PERFORMANS DEĞERLENDİRMENİN TARİHSEL GELİŞİMİ


            Örgütlerde performans değerlendirme sisteminin oluşturulmasına yönelik ilgi her ne kadar son 30 yılda gözle görülür bir artış gösterse de, çalışanların formal olarak değerlendirilme süreci yüzyıllardır devam etmektedir. İnsanla değerlendirme ve karşılaştırma arasındaki ilişki nedeniyle, insanın bilincine erdiği andan itibaren performans değerlendirmenin varlığından söz etmek mümkündür.
            Sistematik ve belli kuralları uygulamak suretiyle yapılan performans değerlendirmelerin ise ilk defa kimin tarafından uygulandığı tam olarak bilinmemekle beraber, performans değerlendirmenin sistematik gelişiminden bahsederken endüstri devrimini müteakip, 1870’li yıllardan günümüze kadar geçen süreyi esas almak uygun olacaktır.
            Endüstri devrimi ve sonrası dönemde büyük sanayi kuruluşlarının açılması ve işçi sayısındaki artışlar, belli yönetsel kararları alabilmek için yönetici ve çalışanlar hakkında kapsamlı bilgi elde edilmesi gerekliliğini ortaya koymuştur. İşe alma, işten çıkarma, iş değiştirme, ücret ayarlaması, çalışanların eksik yönlerinin değerlendirilerek hizmet içi ve öncesi eğitimlerin planlanması bu yönetsel kararların bazılarıdır.
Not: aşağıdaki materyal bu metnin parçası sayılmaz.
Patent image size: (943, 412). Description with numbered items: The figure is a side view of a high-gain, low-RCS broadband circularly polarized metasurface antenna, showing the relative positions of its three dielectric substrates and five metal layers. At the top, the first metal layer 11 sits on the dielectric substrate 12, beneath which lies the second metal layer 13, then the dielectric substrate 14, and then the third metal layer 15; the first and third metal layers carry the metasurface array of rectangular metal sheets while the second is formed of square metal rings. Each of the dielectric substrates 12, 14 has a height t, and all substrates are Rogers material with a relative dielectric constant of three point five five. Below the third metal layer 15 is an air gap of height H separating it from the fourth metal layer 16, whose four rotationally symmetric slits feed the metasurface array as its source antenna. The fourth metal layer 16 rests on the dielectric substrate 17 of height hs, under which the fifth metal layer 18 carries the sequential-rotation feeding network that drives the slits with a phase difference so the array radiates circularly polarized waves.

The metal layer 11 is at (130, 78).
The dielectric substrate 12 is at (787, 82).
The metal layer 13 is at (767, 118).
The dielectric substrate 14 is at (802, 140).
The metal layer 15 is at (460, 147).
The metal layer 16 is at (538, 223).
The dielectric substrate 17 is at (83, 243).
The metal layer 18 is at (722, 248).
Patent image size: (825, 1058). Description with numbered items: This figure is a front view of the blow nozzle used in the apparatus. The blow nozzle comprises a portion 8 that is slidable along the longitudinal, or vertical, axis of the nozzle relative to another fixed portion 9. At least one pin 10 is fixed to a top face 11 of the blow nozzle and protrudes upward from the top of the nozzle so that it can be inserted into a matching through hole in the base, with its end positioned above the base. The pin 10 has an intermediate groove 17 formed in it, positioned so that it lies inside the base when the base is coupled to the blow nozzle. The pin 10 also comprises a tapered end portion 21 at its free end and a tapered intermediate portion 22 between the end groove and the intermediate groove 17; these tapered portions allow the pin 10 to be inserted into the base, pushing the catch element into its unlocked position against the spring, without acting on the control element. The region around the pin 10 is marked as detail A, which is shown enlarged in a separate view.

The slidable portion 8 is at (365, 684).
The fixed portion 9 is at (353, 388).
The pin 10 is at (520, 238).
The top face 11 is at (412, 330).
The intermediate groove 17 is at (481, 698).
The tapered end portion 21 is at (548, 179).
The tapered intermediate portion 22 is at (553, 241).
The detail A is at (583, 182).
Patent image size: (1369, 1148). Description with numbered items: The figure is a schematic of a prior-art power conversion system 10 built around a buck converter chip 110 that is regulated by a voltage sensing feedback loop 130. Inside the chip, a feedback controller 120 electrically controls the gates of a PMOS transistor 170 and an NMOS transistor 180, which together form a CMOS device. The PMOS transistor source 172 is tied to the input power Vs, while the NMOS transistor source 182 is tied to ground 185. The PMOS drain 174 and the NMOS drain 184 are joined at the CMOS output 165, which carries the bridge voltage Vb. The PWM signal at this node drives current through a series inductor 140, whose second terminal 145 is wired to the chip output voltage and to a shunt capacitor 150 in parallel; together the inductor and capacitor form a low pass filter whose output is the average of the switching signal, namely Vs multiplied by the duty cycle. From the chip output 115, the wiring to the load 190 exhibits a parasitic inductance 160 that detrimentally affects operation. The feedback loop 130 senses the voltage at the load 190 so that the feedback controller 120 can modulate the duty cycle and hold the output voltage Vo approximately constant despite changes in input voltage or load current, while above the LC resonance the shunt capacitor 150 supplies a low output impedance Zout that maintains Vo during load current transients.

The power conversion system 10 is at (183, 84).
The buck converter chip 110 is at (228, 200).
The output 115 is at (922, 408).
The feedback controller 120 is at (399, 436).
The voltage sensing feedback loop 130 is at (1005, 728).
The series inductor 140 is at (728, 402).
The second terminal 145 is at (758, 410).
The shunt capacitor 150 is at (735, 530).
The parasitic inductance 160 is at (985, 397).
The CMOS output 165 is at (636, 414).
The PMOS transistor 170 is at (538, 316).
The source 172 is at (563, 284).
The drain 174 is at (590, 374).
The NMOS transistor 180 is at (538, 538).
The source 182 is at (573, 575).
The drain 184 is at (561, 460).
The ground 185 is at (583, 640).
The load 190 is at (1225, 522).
Gerçekten de işten çıkardığımız bir çalışanla ilgili olarak elimizde somut bilgiler yoksa, verdiğimiz işten çıkarma kararının da yanlış bilgilerle verilmiş olma ihtimali doğacaktır.  Bu dönemden sonra yönetim bilimciler performans değerlendirme konusunda araştırma yapma ve örgüt için en faydalı performans değerlendirme yöntemini bulma arayışına girmişler ve yönetim şekilleriyle beraber birçok yöntemi iş hayatına kazandırmışlardır.
            Literatür incelendiğinde endüstri devrimi öncesinde performans değerlendirme uygulaması olarak belirtilen veya bu uygulamayı anımsatan bazı bilgiler de bulunmaktadır.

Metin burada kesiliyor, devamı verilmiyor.